Higher performance vs. Lower power consumption

What do you prefer, lower power consumtion or higher performance?

  • I don't care about power consumption, just give me something that makes my gameplay smoother

    Votes: 22 41.5%
  • Power consumption is a LOT more important than performance

    Votes: 23 43.4%
  • I don't prefer anything, I'll just take anything you give me

    Votes: 8 15.1%

  • Total voters
    53
I'm thinking, perhaps's we're on 230V (I think that's it, though we had 220 before) because of WW2. as there hasn't be war on US main terrority for a long while you didn't have to rebuild thus no incentive to switch.
 
I'm thinking, perhaps's we're on 230V (I think that's it, though we had 220 before) because of WW2. as there hasn't be war on US main terrority for a long while you didn't have to rebuild thus no incentive to switch.
Some EU countries used 220, others 240. So they made it 230 everywhere in Europe.
 
what about power management on GPUs? I find the wattage measures of machines idling with a G80 or R580 offending.

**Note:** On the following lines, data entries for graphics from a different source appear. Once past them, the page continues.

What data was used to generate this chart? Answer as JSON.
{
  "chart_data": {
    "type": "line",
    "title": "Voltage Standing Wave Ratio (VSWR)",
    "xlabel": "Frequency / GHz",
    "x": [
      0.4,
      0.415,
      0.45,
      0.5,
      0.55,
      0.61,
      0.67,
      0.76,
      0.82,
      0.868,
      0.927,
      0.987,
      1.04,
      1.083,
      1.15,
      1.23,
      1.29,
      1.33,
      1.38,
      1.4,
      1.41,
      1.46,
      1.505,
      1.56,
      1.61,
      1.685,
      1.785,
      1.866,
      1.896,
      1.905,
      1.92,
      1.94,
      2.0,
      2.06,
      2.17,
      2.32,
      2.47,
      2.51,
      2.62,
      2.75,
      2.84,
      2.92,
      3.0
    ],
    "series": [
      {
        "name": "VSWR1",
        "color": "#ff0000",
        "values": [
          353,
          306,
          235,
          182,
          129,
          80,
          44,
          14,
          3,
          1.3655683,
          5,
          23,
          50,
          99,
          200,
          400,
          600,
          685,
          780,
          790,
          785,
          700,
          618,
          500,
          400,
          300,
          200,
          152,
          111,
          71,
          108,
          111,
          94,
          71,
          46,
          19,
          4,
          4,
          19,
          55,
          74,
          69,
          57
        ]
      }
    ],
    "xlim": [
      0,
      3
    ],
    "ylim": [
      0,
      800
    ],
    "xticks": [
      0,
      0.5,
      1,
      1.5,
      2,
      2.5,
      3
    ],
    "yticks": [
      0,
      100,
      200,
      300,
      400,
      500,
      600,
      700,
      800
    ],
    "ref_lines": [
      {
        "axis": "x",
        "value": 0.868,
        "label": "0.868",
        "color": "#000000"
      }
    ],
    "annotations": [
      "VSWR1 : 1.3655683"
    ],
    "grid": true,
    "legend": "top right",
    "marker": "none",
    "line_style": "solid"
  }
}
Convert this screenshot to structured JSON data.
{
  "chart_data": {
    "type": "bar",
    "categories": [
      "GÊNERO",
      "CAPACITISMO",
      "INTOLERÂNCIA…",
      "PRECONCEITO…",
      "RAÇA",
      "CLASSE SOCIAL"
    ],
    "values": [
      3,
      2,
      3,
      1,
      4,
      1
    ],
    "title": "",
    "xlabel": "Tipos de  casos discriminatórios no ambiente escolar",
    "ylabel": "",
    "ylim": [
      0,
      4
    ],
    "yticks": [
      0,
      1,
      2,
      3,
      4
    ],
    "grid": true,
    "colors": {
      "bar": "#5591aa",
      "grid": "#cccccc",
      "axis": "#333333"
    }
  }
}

Why is so much power wasted? could or do we have voltage regulation, not frequency throttle only, and what about disabling quad and clusters of arithmetic units?
Under the desktop you typically won't need more that one quad and one cluster/multiprocessor.
There should be game profiles as well. e.g. on a G80-like with six quads and eight maths units (clusters), run two quads and one math unit with Q3 games, four quads and one math units on some unreal 2.x game without shaders, four and four on a doom 3 game, all units on a crytek game, etc.
 
The best way to limit power consumption is to reduce the frequency. Which is what is done. But, a lot of software (that only measures CPU speed once) has problems with that.

Switching off units that aren't used can be done, but that is very tricky. It requires a three-state bus all around them (on-chip) and it makes scheduling stuff a lot harder. It's easier just to reduce the voltage.